Arslan, “Bu kriz piyasa kaynaklı değil, kötü yönetim, kötü siyasa kaynaklıdır. Bu paket geçerse, dünyada parlamenter sistemden başkanlığa geçen ülkeler ne sorunlar yaşadıysa onu yaşarız. Kötü örnekler ortadayken bu neyin inadı? Tek kişinin tüm ekonomiye karıştığı, kayırmacılığın arttığı, piyasada güvensizliğin hüküm sürdüğü, adil olmayan rekabetin, öngörülemeyen bir düzenin yerleşmesi sonucu gelir dağılımı tümden bozulur, özerk kurumlar susar, yargı susar, yatırımcı ülkemizi tümüyle güvensiz bir ortam sayar” dedi. Milletvekili Arslan’ın başkanlık sistemine geçen ülkelerden örnek verdiği açıklaması şöyle:
“BU KRİZ PİYASA DEĞİL, KÖTÜ SİYASA KAYNAKLI”

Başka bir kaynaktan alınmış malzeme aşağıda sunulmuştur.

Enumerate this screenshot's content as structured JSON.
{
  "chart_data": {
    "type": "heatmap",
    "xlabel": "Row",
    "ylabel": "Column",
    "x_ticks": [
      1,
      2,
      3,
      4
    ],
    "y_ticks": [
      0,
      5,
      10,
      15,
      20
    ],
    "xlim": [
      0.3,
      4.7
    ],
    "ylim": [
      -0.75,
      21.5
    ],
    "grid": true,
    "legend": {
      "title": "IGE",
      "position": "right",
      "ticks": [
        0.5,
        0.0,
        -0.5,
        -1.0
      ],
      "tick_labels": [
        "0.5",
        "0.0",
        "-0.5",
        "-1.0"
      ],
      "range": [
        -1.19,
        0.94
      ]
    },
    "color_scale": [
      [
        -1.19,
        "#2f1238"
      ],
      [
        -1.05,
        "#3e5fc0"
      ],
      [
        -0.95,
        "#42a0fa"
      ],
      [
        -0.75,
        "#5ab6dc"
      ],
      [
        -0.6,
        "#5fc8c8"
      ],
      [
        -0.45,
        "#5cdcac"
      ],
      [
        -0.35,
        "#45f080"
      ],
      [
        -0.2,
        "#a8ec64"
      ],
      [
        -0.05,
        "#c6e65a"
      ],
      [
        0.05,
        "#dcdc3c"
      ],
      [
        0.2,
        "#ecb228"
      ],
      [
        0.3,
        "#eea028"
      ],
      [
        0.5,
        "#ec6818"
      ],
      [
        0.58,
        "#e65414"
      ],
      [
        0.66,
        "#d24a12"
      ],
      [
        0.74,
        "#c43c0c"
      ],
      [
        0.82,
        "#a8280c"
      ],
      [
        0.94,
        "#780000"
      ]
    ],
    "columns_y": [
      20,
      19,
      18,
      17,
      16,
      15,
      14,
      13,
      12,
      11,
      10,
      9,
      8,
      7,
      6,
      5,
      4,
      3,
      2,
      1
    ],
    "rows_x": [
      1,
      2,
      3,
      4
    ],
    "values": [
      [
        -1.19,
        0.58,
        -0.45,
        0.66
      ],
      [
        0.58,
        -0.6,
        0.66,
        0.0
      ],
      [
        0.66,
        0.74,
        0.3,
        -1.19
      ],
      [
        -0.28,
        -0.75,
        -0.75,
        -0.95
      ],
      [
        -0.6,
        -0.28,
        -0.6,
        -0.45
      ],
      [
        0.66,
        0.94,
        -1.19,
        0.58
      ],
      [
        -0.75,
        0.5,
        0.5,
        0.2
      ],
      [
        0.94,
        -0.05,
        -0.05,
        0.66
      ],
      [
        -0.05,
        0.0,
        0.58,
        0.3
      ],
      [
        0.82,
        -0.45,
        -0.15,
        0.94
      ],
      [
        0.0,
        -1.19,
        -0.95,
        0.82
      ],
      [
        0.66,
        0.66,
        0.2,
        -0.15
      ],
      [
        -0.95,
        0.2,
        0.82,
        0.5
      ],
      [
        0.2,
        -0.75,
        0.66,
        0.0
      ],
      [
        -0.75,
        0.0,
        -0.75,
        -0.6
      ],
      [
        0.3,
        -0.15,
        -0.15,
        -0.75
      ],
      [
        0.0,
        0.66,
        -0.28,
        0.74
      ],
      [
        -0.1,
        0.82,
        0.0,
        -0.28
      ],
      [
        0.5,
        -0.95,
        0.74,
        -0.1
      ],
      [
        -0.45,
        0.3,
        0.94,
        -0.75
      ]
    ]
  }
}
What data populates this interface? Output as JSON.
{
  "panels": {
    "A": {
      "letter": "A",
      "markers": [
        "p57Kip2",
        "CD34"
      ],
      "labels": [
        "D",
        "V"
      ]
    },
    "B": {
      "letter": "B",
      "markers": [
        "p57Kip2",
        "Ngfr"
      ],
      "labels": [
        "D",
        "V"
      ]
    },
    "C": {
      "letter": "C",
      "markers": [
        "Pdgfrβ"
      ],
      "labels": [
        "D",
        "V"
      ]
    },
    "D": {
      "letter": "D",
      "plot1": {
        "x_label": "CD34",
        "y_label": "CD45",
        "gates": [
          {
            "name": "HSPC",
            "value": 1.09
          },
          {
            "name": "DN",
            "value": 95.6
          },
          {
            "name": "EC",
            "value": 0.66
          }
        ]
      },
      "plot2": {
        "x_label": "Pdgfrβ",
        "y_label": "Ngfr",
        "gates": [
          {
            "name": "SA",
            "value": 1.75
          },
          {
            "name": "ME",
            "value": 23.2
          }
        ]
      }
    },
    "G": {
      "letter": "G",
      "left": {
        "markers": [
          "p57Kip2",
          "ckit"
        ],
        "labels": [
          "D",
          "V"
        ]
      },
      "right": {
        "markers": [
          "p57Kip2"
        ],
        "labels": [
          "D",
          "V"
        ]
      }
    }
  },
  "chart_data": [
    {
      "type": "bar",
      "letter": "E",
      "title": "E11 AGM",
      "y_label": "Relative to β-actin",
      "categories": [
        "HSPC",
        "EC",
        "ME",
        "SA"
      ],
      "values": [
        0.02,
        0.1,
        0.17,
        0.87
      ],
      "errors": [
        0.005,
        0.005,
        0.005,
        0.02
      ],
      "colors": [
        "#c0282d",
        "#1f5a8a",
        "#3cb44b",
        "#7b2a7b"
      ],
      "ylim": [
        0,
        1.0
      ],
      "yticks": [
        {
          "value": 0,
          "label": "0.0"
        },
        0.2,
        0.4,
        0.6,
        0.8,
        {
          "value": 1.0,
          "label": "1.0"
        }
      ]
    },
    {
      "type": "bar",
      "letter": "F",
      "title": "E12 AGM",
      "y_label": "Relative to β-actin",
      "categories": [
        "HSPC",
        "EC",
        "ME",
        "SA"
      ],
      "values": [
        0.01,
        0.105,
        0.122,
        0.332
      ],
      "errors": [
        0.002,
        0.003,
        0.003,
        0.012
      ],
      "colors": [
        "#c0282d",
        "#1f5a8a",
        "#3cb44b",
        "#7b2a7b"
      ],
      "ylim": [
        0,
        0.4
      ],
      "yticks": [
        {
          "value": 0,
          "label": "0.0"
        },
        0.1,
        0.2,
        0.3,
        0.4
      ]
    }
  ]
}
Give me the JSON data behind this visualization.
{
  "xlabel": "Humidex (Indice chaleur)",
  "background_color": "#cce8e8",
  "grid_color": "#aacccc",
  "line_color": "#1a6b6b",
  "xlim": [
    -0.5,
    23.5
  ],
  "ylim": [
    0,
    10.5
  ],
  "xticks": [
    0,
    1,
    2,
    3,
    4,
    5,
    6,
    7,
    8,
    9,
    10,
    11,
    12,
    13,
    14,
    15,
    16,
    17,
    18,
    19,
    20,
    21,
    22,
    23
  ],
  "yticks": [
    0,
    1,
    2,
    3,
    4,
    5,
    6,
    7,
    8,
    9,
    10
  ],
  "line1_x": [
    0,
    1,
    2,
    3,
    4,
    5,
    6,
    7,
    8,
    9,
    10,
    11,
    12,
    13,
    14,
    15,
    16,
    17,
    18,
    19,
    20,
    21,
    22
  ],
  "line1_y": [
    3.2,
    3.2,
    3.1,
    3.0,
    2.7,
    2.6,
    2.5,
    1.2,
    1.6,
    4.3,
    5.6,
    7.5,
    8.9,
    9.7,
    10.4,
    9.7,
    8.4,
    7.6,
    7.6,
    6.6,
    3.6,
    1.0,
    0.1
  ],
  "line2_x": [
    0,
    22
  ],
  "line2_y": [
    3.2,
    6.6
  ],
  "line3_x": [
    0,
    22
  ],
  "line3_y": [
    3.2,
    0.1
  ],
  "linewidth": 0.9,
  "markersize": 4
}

“Ülkemiz, temelde piyasa kaynaklı olmayan siyasi kaynaklı baskının ve kötü yönetimin pençesi altında derin bir ekonomik krize sürüklenmektedir. Şimdiye kadar üretime değil, tüketime, borçlanmaya ve ithalata dayalı yürütülen ekonomimiz, artık tıkanma noktasına gelmiştir. Ekonomi yönetimi, şişirme rakamlarla, gizlenen gerçeklerle günü geçiştiredursun, dövizin yükselmesinin etkileri referandumdan sonra kendisini çok yoğun biçimde hissettirecektir.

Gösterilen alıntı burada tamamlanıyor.